U.S. livestock: CME lean hogs up on bargain buying

CME August 2019 lean hogs with 20-, 50- and 100-day moving averages. (Barchart)

Chicago | Reuters — Chicago Mercantile Exchange (CME) lean hog futures closed higher on Wednesday in light bargain-buying after last week’s slide to three-month lows, but soft cash markets and ample hog supplies hung over the market and limited rallies, traders said.

CME July lean hog futures settled up 0.15 cent at 81.625 cents/lb. and most-active August ended up 1.3 cents at 83 cents/lb. (all figures US$).

“There’s not a lot of conviction on any side of the market,” one Chicago-based trader said, noting that the pork cutout fell more than $3/cwt on Wednesday.

“The other thing affecting the hogs is the huge kills. They are killing so many hogs here,” the trader said, adding, “People have been whipped around here. They wanted to be long, but the fundamentals are not going along with them.”

Traders awaited weekly export sales data on pork and beef due Thursday from the U.S. Department of Agriculture (USDA), with some hoping the report might show fresh sales of U.S. pork to China as the Asian country struggles with an epidemic of African swine fever in its hog herd.
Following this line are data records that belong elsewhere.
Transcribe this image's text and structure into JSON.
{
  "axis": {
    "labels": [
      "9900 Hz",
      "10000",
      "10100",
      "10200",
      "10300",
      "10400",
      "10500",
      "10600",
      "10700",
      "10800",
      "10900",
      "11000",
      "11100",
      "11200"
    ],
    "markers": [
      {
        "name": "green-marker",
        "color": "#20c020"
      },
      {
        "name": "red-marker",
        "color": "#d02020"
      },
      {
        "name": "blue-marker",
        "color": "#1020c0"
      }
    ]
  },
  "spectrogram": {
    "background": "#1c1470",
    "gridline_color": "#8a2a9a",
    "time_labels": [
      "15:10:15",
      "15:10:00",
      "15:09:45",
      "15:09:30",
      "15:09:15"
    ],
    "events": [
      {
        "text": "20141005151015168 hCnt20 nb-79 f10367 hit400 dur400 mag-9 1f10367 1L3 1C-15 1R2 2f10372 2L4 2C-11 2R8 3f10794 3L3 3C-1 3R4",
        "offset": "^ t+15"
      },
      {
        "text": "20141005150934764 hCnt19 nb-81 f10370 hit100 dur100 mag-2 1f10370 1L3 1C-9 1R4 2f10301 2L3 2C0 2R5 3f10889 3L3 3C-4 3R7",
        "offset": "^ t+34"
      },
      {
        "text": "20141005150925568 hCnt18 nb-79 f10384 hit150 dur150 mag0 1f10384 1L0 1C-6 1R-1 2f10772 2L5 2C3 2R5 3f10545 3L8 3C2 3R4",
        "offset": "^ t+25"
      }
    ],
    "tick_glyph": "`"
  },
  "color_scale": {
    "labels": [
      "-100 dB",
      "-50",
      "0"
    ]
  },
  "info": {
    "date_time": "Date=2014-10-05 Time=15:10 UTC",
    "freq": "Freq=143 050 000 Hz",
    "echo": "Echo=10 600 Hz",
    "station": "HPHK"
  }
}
Live cattle futures closed lower on weak cash values and lackluster consumer demand for high-priced cuts of beef, traders said.

CME most-active August live cattle settled down one cent at 104.55 cents/lb.

CME August feeder cattle ended down 0.725 cent at 136.525 cents/lb.

Packers in Texas and Kansas were bidding $109/cwt for cash cattle, steady with Tuesday, while sellers were asking $112-$115, traders said.

Cash beef values firmed a bit. USDA quoted choice boxed beef cutout on Wednesday at $221.59/cwt, up $1.06 from Tuesday, while select cutout rose 44 cents, to $202.24.

But some traders felt that live cattle futures would struggle until the cash cattle market establishes a seasonal low.

“It doesn’t seem like there is a need to pay up for cattle today… Honestly, it’s going to take more than the boxes to turn this around and get us moving higher,” the Chicago trader said.

— Julie Ingwersen is a Reuters commodities correspondent in Chicago.